Symeon the New Theologian on Filioque

Glory to God in the highest.

The pneumatological teaching of Symeon the New Theologian (949-1012) is not antithetical to Filioque.

See Jacques-Paul Migne, Patrologia Graeca 120:331-332, where Symeon says that the Holy Spirit "proceeds from the Father": "Deitas namque cum sit superessentialis, etiam et sola est immutabilis et invariabilis; estque tanquam mens, rationem et spiritum habens dicitrque Pater, Filii Pater (qui est quasi ratio) et productor Spiritus (2), quemadmodum item genitor rationis. Et cum Pater Deus nominator, simul cum Filio, ac Spiritu intelligitur. Quando demum Spiritus sanctus appellatur Deus, intelligitur eum ex Patre procedentem, etiam Filii spiritum esse, unione et discretion inexplicabili." The scholarly note (2) says that just as our Lord does not, in John 15:26, exclude the Filioque (cf. St. Augustine the Great, Homilies on John 99:6,8 and Against Maximus 2:14 [PL 42:770]), neither do Symeon's words exclude Filioque. Like some of the Church Fathers, Symeon simply makes the positive affirmation that the Holy Spirit proceeds from the Father, without making the Photian denial that the Holy Spirit proceeds from the Son. Many Greek Fathers who made this simple affirmation also explicitly affirmed Filioque.

Jaroslav Pelikan is indefinite as to whether Symeon took the Catholic or Orthodox position on Filioque: "Although Simeon’s treatment of such dogmatic questions as the Filioque did not have a polemical tone and sometimes seemed rather confused, he demanded that the norm of teaching be 'the orthodox dogma of the apostolic and catholic church'" (The Christian Tradition: A History of the Development of Doctrine, Volume 2: The Spirit of Eastern Christendom (600-1700), Chicago: University of Chicago Press, 1977, 256-257).

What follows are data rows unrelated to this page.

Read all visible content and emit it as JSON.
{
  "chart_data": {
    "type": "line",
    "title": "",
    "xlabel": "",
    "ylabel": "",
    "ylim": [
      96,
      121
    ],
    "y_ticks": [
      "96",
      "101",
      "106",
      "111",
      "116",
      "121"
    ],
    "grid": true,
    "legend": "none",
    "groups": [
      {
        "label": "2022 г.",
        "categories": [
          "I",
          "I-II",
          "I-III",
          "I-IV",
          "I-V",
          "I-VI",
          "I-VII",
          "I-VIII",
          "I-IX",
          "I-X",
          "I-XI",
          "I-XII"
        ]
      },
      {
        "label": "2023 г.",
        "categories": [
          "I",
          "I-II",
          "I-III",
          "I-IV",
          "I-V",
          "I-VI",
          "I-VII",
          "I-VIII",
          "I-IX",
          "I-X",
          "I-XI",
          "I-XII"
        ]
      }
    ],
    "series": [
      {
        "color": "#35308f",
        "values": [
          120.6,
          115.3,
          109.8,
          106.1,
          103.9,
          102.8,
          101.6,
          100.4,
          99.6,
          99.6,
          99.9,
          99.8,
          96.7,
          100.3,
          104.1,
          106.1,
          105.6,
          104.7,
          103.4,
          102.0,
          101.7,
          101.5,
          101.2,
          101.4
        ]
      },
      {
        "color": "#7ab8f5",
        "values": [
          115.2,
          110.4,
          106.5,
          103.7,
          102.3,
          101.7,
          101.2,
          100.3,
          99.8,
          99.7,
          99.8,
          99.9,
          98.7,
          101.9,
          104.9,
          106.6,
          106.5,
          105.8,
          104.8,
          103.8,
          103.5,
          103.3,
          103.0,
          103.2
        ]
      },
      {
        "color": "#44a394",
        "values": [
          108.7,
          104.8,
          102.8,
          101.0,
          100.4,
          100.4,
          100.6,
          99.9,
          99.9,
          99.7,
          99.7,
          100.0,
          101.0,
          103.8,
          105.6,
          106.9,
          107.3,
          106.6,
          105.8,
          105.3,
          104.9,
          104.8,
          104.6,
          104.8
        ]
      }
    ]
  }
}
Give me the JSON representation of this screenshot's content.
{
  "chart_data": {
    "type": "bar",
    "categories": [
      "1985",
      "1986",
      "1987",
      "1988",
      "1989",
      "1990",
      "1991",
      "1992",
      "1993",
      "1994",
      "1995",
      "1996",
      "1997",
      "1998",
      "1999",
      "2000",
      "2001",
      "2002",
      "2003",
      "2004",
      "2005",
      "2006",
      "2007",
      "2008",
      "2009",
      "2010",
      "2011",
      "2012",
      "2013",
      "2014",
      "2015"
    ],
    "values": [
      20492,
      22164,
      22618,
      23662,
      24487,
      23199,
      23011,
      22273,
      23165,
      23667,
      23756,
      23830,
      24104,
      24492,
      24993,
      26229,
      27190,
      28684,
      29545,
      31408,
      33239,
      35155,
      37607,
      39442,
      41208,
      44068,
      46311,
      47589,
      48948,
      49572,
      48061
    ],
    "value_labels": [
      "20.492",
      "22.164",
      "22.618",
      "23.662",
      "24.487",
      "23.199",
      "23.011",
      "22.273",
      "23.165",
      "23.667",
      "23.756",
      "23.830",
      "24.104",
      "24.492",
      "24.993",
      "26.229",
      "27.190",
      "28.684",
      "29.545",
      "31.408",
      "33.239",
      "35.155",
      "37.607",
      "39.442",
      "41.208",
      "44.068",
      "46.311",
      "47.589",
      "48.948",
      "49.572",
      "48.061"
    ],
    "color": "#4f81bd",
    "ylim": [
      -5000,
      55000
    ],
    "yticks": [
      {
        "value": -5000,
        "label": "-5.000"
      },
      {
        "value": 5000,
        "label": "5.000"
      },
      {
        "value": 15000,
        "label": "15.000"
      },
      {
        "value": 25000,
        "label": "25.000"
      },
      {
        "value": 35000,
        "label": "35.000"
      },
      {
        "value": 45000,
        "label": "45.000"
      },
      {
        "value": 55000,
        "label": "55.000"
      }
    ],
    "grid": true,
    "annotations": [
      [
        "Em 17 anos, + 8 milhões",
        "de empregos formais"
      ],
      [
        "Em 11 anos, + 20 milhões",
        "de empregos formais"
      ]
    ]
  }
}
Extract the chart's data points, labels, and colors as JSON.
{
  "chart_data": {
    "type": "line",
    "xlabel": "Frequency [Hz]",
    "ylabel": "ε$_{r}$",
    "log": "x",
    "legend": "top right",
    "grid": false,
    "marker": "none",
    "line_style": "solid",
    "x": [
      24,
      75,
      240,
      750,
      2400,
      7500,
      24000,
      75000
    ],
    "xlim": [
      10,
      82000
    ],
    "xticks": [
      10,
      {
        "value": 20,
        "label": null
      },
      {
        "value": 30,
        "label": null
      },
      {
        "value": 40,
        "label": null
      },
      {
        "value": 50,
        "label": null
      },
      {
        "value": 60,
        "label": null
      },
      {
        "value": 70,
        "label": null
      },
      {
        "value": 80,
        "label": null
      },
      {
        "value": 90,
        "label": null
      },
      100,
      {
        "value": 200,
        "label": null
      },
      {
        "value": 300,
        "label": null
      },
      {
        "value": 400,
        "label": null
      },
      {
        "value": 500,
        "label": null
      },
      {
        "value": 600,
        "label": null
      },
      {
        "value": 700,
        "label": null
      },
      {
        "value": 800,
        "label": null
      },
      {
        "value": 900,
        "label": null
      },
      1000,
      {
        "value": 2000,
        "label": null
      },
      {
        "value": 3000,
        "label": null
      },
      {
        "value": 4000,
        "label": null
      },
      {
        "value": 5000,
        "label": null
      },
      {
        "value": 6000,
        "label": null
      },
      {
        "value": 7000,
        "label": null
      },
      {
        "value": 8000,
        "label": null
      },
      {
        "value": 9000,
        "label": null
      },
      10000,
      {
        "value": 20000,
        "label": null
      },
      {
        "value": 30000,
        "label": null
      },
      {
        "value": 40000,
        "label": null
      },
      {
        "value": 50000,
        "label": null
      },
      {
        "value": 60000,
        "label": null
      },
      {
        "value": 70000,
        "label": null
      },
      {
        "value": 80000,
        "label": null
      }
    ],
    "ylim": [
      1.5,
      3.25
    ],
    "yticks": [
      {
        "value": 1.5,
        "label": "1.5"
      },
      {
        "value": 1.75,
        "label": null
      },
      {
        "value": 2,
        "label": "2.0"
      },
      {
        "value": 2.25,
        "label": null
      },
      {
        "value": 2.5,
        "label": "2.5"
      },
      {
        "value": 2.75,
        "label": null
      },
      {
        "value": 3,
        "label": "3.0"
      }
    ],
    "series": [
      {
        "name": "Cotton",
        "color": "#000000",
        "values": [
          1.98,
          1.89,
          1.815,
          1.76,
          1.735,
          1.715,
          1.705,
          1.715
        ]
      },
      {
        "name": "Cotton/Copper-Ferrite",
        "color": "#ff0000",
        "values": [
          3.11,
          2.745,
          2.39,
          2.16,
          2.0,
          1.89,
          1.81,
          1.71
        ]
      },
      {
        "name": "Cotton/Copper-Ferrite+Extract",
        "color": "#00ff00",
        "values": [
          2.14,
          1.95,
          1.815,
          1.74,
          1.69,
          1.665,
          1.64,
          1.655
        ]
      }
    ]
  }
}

Symeon's feast is March 12 in the Orthodox churches (Hussey, J. M. "Symeon the New Theologian, Monk of the Studion." New Catholic Encyclopedia, vol. 13, 2nd ed. Detroit: Gale, 2003. 671-672). Pope Emeritus Benedict XVI rightly referred to him as "holy," though I have yet to confirm some Catholic brothers' references (here, here, and here) of his presence on some Eastern Catholic calendars. Constantinople was in union with Rome during Symeon's life, as the reader will understand if he consults these writings:
(1) Martin Jugie, A.A., Le schisme byzantin; aperçu historique et Doctrinal (Paris: P. Lethielleux, 1941)
(2) Siméon Vailhe, "Constantinople, Église de," Dictionnaire de Théologie Catholique (Paris 1907), 3.2

I will do further research before October to see if any data contradicts my thesis, and to find any writings of Symeon that shed more light on his views on the procession of the Holy Spirit and on Rome. Constantinople was in union with Rome during Symeon's life, as the reader will understand if he consults the writings of Martin Jugie, A.A. and Simeon Vailhé. I will dig through Pelikan's work, the introductory notes in Migne, and the bibliography in Hussey's encyclopedia article, among other sources.